Vail Daily column: Government shutdown impacts mortgage financing
The United States government is officially shut down. While this may mean that you cannot visit the Grand Canyon, apply for a new passport or see the Washington Monument, the shutdown has greater and perhaps more dire consequences if you have mortgage financing on the horizon.
As you may or may not be aware, the United States government is highly involved in the mortgage industry. Government subsidized or sponsored entities, such as Fannie Mae and Freddie Mac, prop up the mortgage and housing industries by purchasing mortgage debt off of the balance sheets of banks and lenders. Departments within the United States government, such as the Federal Housing Authority or the United States Department of Agriculture or the Department of Veteran Affairs, are directly responsible for mortgage lending. By that I mean government employees underwrite loans that banks send to their departments for their sponsored loan products. These departments of the government directly fund such loans. Furthermore, Internal Revenue Service agents also play a role in most all mortgage transactions whether you know and like it or not.

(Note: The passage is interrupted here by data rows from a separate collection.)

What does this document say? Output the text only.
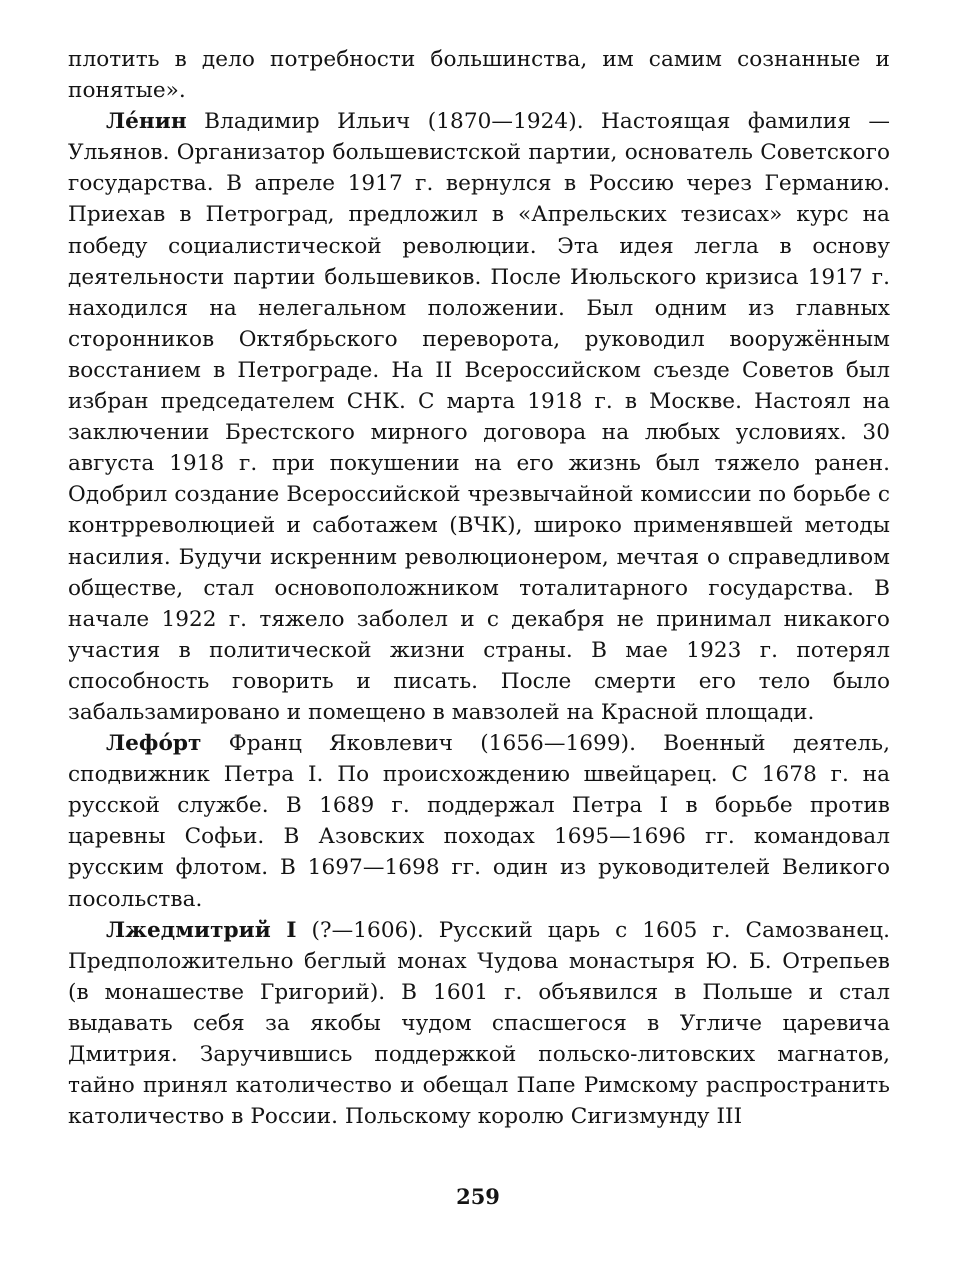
плотить в дело потребности большинства, им самим сознанные и понятые».

Ле́нин Владимир Ильич (1870—1924). Настоящая фамилия — Ульянов. Организатор большевистской партии, основатель Советского государства. В апреле 1917 г. вернулся в Россию через Германию. Приехав в Петроград, предложил в «Апрельских тезисах» курс на победу социалистической революции. Эта идея легла в основу деятельности партии большевиков. После Июльского кризиса 1917 г. находился на нелегальном положении. Был одним из главных сторонников Октябрьского переворота, руководил вооружённым восстанием в Петрограде. На II Всероссийском съезде Советов был избран председателем СНК. С марта 1918 г. в Москве. Настоял на заключении Брестского мирного договора на любых условиях. 30 августа 1918 г. при покушении на его жизнь был тяжело ранен. Одобрил создание Всероссийской чрезвычайной комиссии по борьбе с контрреволюцией и саботажем (ВЧК), широко применявшей методы насилия. Будучи искренним революционером, мечтая о справедливом обществе, стал основоположником тоталитарного государства. В начале 1922 г. тяжело заболел и с декабря не принимал никакого участия в политической жизни страны. В мае 1923 г. потерял способность говорить и писать. После смерти его тело было забальзамировано и помещено в мавзолей на Красной площади.

Лефо́рт Франц Яковлевич (1656—1699). Военный деятель, сподвижник Петра I. По происхождению швейцарец. С 1678 г. на русской службе. В 1689 г. поддержал Петра I в борьбе против царевны Софьи. В Азовских походах 1695—1696 гг. командовал русским флотом. В 1697—1698 гг. один из руководителей Великого посольства.

Лжедмитрий I (?—1606). Русский царь с 1605 г. Самозванец. Предположительно беглый монах Чудова монастыря Ю. Б. Отрепьев (в монашестве Григорий). В 1601 г. объявился в Польше и стал выдавать себя за якобы чудом спасшегося в Угличе царевича Дмитрия. Заручившись поддержкой польско-литовских магнатов, тайно принял католичество и обещал Папе Римскому распространить католичество в России. Польскому королю Сигизмунду III

259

Many of the details surrounding these departments and their closures are still being determined and sorted through. But as of the writing of this article, it appears as if rural housing financing loans sponsored by the USDA have been suspended until their offices re-open. Closing of the USDA underwriting offices directly impacts Eagle County because as residents we are eligible for USDA financing. For most every mortgage transaction, a borrower’s income must be verified with tax transcripts supplied by the Internal Revenue Service. Most loans cannot close without this verification. With the IRS being short staffed, tax transcripts are not available or able to be obtained by banks and underwriters right now. This could potentially derail closings. But every lender is handling the scenario a little differently. Some lenders are offering alternative options to the actual transcripts from the Internal Revenue Service.

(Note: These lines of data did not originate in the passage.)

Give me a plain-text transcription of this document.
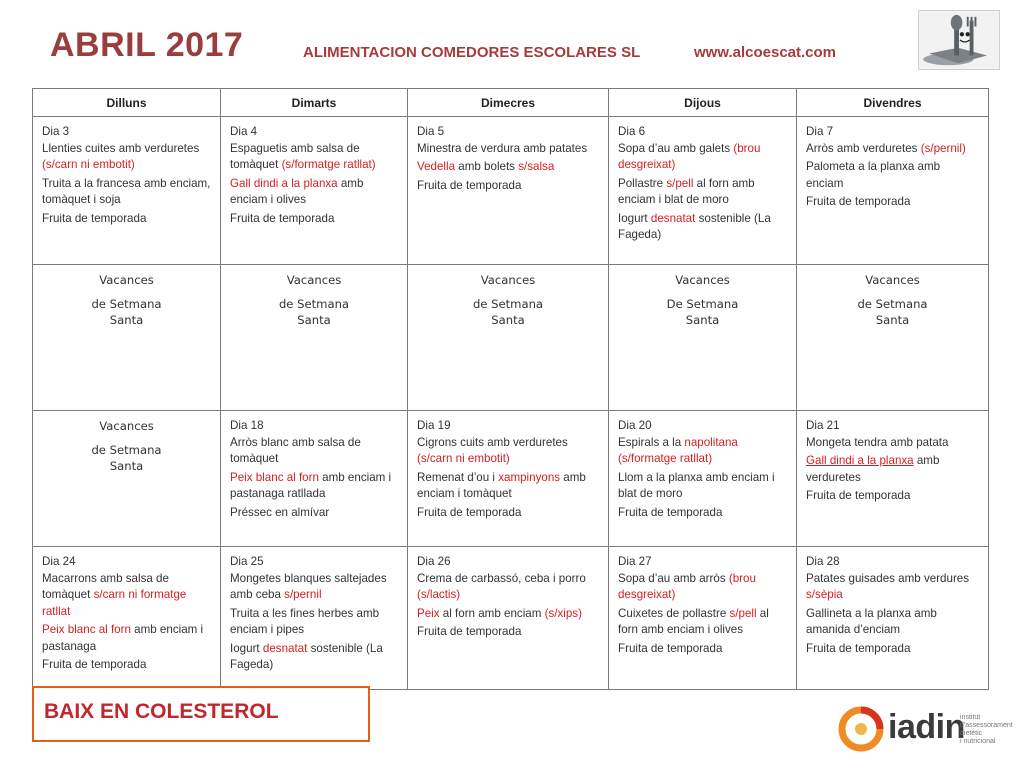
ABRIL 2017	ALIMENTACION COMEDORES ESCOLARES SL	www.alcoescat.com
Dilluns	Dimarts	Dimecres	Dijous	Divendres

Dia 3
Llenties cuites amb verduretes (s/carn ni embotit)
Truita a la francesa amb enciam, tomàquet i soja
Fruita de temporada	Dia 4
Espaguetis amb salsa de tomàquet (s/formatge ratllat)
Gall dindi a la planxa amb enciam i olives
Fruita de temporada	Dia 5
Minestra de verdura amb patates
Vedella amb bolets s/salsa
Fruita de temporada	Dia 6
Sopa d’au amb galets (brou desgreixat)
Pollastre s/pell al forn amb enciam i blat de moro
Iogurt desnatat sostenible (La Fageda)	Dia 7
Arròs amb verduretes (s/pernil)
Palometa a la planxa amb enciam
Fruita de temporada

Vacances
de Setmana
Santa	Vacances
de Setmana
Santa	Vacances
de Setmana
Santa	Vacances
De Setmana
Santa	Vacances
de Setmana
Santa

Vacances
de Setmana
Santa	Dia 18
Arròs blanc amb salsa de tomàquet
Peix blanc al forn amb enciam i pastanaga ratllada
Préssec en almívar	Dia 19
Cigrons cuits amb verduretes (s/carn ni embotit)
Remenat d’ou i xampinyons amb enciam i tomàquet
Fruita de temporada	Dia 20
Espirals a la napolitana (s/formatge ratllat)
Llom a la planxa amb enciam i blat de moro
Fruita de temporada	Dia 21
Mongeta tendra amb patata
Gall dindi a la planxa amb verduretes
Fruita de temporada

Dia 24
Macarrons amb salsa de tomàquet s/carn ni formatge ratllat
Peix blanc al forn amb enciam i pastanaga
Fruita de temporada	Dia 25
Mongetes blanques saltejades amb ceba s/pernil
Truita a les fines herbes amb enciam i pipes
Iogurt desnatat sostenible (La Fageda)	Dia 26
Crema de carbassó, ceba i porro (s/lactis)
Peix al forn amb enciam (s/xips)
Fruita de temporada	Dia 27
Sopa d’au amb arròs (brou desgreixat)
Cuixetes de pollastre s/pell al forn amb enciam i olives
Fruita de temporada	Dia 28
Patates guisades amb verdures s/sèpia
Gallineta a la planxa amb amanida d’enciam
Fruita de temporada
BAIX EN COLESTEROL	iadin
institut
d'assessorament
dietètic
i nutricional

Those are just some of the potential immediate impacts being faced within the industry. Deadlines still loom for lawmakers regardless of the government being shutdown. On Oct. 17, lawmakers must come to some sort of agreement on what to do with the country’s debt limit and our borrowing capacity. Extending the country’s borrowing limits or cutting spending are obviously heated topics of debate right now. Failure from lawmakers to reach some sort of viable and healthy agreement on the debt ceiling limits by this deadline could have severe impacts upon the country’s credit ratings and the government bond pricing. Mortgage rates could certainly go higher in a short amount of time if a viable solution is not passed.
County is vulnerable
Regardless of which side of the aisle you are on, it is for certain that the state of affairs within the county is vulnerable right now. As it pertains to the mortgage industry, many of the immediate consequences of the shutdown are still being worked through and determined right now. Both immediate and future consequences impact mortgage lending and need to be prepared for and closely monitored.
In the current environment, having a seasoned and educated mortgage professional, with many lending sources to access, is vital for those buying and refinancing homes. Navigating through the turmoil, understanding what is occurring and having alternate options is going to be imperative for successfully closing mortgage loans in the near term. How far out that near term goes remains to be seen right now.